Global cost functions using a dedicated propagator:

  • "knapsack" with parameters capacity: capacity weights: [(coefficient)*] to express a hard global reverse knapsack constraint (i.e., a linear constraint on 0/1 variables with >= operator) where capacity and coefficients (one for each variable in the scope) are positive or negative integers. Use negative numbers to express a linear constraint with <= operator. See below a simple example encoding v1+v2+v3+v4 >= 1.

    • example:

      myknapsack: {scope: [v1 v2 v3 v4]
               type : knapsack
               params: {
                  capacity: 1
                  weights: [1 1 1 1]
                  }
              }
      
  • "knapsackv" with parameters capacity: capacity weightedvalues: [([variable value coefficient])*] to express a hard global reverse knapsack constraint (i.e., a generalized linear constraint on domain variables with >= operator) where capacity and coefficients are positive or negative integers. Use negative numbers to express a generalized linear constraint with <= operator. Variables can be names or indices in the whole problem. They must also belong to the scope. See below a simple example encoding (v1=1)+(v2=1)+(v3=1)+(v4=1) >= 1.

    • example:

      myknapsackv: {scope: [v1 v2 v3 v4]
               type : knapsackv
               params: {
                  capacity: 1
                  weightedvalues: [[v1 1 1] [v2 1 1] [v3 1 1] [v4 1 1]]
                  }
              }
      
  • "clique" with parameters rhs: 1 values: [([(value)*])*] to express a hard global clique constraint to restrict the number of variables taking their value into a given set of values (one set per variable) to at most 1 occurrence for all the variables. A clique of binary constraints must also be added to forbid any two variables from using both the restricted values.

    • example:

      f01: { scope: [v0 v1] defaultcost: 0 costs: [1 1 inf]}
      f02: { scope: [v0 v2] defaultcost: 0 costs: [1 1 inf]}
      f03: { scope: [v0 v3] defaultcost: 0 costs: [1 1 inf]}
      f12: { scope: [v1 v2] defaultcost: 0 costs: [1 1 inf]}
      f13: { scope: [v1 v3] defaultcost: 0 costs: [1 1 inf]}
      f23: { scope: [v2 v3] defaultcost: 0 costs: [1 1 inf]}
      myclique: {scope: [v0 v1 v2 v3]
               type : clique
               params: {
                  rhs: 1
                  values: [[1], [1], [1], [1]]
                  }
              }
      
  • "cfnconstraint" with parameters cfn: cost-function-network lb: cost ub: cost duplicatehard: value strongduality: value to express a hard global constraint on the cost of an input weighted constraint satisfaction problem in cfn format such that its valid solutions must have a cost value in [lb,ub[.

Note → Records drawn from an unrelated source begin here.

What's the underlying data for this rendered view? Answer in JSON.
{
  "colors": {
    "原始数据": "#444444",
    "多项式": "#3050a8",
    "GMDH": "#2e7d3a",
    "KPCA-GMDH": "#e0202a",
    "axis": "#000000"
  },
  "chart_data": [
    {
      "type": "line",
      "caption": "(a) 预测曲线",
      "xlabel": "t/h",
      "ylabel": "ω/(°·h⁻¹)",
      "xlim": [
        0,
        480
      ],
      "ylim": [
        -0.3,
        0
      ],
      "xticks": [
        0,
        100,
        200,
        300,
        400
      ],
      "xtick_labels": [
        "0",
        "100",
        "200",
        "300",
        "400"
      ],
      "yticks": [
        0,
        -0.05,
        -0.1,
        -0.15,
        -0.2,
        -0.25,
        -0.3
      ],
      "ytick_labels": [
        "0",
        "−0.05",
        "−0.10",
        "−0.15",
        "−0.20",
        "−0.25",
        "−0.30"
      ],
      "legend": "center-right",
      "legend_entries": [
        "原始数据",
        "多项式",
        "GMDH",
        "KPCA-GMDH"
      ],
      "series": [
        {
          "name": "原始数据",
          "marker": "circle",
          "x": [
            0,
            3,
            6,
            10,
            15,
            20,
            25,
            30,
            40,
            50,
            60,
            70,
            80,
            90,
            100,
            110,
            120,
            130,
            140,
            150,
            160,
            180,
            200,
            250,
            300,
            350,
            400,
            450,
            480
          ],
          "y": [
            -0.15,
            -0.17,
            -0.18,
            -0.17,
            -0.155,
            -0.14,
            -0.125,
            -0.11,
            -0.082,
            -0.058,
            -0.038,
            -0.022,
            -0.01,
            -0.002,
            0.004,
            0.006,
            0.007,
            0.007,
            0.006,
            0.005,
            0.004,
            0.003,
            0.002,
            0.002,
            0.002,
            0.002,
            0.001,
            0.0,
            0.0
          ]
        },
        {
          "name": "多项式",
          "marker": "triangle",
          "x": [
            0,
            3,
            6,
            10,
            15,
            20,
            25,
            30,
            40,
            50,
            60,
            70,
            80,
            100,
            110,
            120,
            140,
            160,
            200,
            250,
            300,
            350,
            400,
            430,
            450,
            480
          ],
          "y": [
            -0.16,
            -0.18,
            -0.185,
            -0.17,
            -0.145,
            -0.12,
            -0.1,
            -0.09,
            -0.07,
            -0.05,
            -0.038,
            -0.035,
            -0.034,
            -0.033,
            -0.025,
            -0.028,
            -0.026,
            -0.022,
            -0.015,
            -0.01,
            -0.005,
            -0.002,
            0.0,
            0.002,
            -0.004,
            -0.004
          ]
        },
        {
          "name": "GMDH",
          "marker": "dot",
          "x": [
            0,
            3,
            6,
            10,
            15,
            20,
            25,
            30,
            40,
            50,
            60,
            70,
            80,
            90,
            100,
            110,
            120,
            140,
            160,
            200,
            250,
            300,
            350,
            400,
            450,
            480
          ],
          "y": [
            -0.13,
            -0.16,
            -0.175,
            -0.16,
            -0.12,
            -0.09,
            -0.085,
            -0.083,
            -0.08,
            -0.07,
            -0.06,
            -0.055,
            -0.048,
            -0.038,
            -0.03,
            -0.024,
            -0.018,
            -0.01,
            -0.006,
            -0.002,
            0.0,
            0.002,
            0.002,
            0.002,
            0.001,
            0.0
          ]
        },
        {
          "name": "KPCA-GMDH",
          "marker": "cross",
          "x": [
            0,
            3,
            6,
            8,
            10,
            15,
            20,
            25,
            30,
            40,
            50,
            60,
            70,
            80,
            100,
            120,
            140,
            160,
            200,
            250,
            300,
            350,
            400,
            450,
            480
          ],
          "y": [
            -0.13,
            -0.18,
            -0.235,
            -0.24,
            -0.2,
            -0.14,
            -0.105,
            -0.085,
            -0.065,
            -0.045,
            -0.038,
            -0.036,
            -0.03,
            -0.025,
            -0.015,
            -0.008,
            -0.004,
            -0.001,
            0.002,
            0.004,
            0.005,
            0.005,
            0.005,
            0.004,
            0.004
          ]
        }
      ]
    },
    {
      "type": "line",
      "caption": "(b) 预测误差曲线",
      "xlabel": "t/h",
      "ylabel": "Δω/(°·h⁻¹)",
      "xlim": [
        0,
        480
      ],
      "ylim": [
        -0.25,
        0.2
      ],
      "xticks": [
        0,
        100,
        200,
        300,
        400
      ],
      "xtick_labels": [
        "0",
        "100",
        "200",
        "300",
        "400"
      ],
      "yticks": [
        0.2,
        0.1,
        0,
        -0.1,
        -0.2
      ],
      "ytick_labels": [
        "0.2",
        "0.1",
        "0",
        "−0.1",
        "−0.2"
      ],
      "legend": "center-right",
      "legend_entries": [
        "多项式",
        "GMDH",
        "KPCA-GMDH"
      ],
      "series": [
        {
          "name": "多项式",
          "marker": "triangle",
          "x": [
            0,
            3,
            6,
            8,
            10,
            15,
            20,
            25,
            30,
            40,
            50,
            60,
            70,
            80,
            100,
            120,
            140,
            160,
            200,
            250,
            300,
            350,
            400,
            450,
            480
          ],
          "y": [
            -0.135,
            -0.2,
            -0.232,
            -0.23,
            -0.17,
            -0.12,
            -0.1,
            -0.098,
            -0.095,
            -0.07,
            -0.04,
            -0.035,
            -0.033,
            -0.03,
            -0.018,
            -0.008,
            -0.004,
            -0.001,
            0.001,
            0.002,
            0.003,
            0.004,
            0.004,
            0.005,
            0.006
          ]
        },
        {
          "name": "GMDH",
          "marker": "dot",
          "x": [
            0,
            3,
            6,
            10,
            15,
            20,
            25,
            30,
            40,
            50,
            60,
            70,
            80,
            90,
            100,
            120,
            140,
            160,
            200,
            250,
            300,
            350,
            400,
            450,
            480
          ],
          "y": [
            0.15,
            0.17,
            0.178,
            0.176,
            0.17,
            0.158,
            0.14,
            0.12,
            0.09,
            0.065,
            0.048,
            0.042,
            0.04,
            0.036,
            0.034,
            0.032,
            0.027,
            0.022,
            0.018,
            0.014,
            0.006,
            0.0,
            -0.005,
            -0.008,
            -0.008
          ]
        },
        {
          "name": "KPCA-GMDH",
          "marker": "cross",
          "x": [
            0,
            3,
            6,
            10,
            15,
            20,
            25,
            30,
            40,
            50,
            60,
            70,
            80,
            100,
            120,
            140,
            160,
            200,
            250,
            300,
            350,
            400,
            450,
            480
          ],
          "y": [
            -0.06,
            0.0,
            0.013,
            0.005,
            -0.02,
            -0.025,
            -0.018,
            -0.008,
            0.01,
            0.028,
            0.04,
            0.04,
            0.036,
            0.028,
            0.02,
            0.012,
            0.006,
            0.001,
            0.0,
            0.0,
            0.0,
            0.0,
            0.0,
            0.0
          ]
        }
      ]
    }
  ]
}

    • "duplicatehard" (0|1): if true then it assumes any forbidden tuple in the original input problem is also forbidden by another constraint in the main model (you must duplicate any hard constraints in your input model into the main model).

    • "strongduality" (0|1): if true then it assumes the propagation is complete when all channeling variables in the scope are assigned and the semantic of the constraint enforces that the optimum and ONLY the optimum on the remaining variables is between lb and ub.

    • example :

      name: {scope: [v1 v2 v4]
             type : cfnconstraint
             params: {
                cfn:
                  {
                  problem: {name: "subcfn", mustbe: "<1000.0"}
                  variables: {v1:2, v2:2, v4:2}
                  functions: {
                     {scope: [v1], costs: [0.0, -3.0]},
                     {scope: [v2], costs: [-1.0, 0.0]},
                     {scope: [v4], costs: [0.0, 2.0]}}
                  }
                lb : -1.0
                ub : 0.0
                duplicatehard: 0
                strongduality: 0
                }
             }
      

    Warning: the same floatting-point precision and optimization sense (minimization or maximization) should be used by the encapsulated cost function network and the main model. Warning: the list of variables of the encapsulated cost function network should be exactly the same as the scope (and with the same order).